LAS DOS FRIDAS
Angélica Arreola Medina
Ciudad de México, México
Había conseguido una beca para estudiar
su doctorado en Letras, en la Universidad de la Ciudad de Nueva York. se
instaló en un departamento compartido, con Tania, una chica brasileña, que
estudiaba Arte. Esa noche se inauguraba la exposición de Frida Kahlo, en el
Museo de Arte Contemporáneo. Como mexicana, quería observar la recepción de la
pintora mexicana en aquella ciudad cosmopolita.

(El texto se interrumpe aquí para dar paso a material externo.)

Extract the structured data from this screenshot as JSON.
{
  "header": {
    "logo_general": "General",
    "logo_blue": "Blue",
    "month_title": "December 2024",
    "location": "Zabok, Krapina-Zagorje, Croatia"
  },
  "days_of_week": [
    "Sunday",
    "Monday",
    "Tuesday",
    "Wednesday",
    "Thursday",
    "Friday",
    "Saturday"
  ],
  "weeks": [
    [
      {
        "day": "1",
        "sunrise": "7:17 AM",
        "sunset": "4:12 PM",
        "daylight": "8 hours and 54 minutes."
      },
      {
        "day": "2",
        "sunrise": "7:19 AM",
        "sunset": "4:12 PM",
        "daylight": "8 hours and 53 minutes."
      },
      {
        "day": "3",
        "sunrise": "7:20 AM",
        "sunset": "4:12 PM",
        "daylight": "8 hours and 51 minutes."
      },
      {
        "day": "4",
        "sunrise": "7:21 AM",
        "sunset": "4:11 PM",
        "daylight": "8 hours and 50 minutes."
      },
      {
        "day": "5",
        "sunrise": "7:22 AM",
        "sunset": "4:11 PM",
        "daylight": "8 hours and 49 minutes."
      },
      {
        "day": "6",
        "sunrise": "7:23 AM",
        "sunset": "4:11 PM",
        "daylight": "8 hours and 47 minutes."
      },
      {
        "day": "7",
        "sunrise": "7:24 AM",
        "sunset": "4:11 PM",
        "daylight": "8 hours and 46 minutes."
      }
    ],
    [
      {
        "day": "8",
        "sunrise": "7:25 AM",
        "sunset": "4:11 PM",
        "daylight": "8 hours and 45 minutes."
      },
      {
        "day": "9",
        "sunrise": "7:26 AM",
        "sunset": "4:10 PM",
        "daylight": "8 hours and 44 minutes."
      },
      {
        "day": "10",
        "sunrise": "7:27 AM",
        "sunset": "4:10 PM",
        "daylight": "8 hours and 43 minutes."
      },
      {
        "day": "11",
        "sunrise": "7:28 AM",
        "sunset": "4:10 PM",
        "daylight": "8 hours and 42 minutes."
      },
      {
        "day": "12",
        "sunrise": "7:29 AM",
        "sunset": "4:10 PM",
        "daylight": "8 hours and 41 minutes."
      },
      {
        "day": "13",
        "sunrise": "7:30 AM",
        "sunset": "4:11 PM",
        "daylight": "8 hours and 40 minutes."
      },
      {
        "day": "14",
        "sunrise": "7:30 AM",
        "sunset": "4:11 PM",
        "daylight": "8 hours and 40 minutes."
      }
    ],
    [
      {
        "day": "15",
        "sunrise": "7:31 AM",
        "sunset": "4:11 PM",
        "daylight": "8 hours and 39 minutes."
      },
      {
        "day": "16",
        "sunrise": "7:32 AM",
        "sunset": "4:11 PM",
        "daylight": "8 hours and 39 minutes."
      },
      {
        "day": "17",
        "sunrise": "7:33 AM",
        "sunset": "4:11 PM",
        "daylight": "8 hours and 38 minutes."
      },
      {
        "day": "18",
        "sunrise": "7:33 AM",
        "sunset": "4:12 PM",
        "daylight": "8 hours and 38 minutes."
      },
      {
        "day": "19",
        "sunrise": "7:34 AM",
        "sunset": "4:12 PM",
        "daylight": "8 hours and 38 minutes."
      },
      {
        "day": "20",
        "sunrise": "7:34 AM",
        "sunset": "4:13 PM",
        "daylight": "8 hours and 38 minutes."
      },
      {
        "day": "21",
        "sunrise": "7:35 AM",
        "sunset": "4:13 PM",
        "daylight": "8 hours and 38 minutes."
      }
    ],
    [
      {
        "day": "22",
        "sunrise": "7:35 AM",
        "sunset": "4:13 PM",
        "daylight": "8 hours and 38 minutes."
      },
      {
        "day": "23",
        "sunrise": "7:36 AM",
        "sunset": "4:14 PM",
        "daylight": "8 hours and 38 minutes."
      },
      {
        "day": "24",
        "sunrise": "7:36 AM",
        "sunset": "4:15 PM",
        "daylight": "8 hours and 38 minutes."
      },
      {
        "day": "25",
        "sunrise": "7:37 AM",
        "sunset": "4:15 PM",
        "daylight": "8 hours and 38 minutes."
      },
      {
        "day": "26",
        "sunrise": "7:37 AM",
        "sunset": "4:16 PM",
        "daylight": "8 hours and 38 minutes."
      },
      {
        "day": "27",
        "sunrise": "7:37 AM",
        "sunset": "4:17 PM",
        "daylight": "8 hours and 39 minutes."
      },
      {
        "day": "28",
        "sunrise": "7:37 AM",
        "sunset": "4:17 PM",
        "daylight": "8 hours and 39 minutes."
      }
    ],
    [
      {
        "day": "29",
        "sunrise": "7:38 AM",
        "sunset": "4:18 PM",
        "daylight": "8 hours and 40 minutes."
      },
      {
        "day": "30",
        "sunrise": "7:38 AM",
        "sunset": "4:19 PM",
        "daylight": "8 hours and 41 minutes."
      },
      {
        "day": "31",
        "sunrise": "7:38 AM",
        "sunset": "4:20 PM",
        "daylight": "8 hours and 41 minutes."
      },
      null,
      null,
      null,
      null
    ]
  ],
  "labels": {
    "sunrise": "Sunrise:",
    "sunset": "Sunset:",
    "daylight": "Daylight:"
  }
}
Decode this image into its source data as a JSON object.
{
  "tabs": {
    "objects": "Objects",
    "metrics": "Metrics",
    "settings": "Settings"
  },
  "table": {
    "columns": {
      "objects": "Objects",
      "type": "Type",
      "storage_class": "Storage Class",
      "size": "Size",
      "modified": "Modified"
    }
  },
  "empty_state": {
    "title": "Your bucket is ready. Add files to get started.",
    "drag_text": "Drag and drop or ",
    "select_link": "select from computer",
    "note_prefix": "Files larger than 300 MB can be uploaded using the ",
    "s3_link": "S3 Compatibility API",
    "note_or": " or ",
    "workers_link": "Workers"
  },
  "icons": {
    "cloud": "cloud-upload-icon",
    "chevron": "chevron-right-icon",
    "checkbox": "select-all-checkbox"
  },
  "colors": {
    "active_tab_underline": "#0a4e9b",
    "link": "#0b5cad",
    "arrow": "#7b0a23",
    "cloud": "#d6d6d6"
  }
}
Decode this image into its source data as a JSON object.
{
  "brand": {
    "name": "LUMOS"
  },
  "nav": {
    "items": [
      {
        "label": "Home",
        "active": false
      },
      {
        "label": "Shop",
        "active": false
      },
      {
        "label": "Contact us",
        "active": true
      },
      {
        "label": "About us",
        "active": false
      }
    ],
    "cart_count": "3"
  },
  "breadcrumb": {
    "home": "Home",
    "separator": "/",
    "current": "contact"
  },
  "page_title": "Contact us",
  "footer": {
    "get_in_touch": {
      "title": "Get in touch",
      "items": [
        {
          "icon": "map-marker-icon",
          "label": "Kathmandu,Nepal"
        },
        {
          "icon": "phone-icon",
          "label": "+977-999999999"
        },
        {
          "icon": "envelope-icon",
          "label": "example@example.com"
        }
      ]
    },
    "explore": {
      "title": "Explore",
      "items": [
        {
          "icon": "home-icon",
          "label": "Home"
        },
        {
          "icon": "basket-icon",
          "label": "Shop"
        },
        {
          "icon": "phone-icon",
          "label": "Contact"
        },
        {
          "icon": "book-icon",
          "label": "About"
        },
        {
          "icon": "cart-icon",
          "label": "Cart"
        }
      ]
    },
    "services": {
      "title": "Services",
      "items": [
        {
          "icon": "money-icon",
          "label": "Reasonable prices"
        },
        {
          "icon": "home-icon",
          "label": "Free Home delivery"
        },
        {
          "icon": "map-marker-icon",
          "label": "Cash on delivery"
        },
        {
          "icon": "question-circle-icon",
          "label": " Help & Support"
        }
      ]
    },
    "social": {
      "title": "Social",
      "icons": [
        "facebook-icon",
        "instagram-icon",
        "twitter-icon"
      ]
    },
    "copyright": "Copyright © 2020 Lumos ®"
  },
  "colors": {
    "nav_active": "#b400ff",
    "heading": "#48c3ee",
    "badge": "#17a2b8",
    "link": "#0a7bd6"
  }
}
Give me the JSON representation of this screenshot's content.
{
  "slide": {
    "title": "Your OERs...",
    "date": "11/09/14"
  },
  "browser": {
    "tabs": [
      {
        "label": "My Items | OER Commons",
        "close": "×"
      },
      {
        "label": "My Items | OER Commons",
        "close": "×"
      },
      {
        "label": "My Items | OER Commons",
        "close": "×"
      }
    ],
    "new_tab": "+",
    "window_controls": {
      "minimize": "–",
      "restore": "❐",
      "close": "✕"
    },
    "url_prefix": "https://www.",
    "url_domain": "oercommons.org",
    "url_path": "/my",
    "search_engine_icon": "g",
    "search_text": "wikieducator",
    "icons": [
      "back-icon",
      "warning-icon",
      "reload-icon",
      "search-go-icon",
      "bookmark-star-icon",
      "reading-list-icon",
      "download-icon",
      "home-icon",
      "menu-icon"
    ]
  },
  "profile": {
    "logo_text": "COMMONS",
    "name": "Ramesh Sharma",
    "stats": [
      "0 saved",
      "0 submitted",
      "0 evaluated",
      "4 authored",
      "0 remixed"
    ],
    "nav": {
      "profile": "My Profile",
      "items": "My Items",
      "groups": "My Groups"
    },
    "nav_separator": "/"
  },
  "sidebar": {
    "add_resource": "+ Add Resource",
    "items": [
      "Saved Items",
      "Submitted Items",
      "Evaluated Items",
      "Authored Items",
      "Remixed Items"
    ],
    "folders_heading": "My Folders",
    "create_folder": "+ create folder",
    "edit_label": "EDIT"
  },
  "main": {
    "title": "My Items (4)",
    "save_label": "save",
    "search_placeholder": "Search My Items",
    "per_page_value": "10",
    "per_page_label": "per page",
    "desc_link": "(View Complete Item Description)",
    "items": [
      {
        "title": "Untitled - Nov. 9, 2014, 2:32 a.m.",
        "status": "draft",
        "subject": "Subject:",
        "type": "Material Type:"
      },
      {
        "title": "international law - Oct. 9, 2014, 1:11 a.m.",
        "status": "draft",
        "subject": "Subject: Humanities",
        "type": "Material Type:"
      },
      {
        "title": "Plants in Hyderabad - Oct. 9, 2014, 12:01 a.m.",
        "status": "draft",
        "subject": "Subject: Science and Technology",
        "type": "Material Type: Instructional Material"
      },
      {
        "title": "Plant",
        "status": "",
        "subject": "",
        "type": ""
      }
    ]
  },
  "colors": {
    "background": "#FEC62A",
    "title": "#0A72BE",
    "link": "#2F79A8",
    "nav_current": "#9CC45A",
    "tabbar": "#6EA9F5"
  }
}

Se detuvo frente a un cuadro de gran
formato, “Las dos Fridas”: ambas se encontraban sentadas, tomadas de la mano;
una con vestido blanco, de encajes, de estilo europeo, otro de gran colorido,
oaxaqueño; representando dos culturas y dos tradiciones. Sobre las blusas, los
corazones expuestos, palpitantes, de donde emana la arteria, el hilo rojo que
los une y sobre la falda blanca, las tijeras que rompieron ese corazón.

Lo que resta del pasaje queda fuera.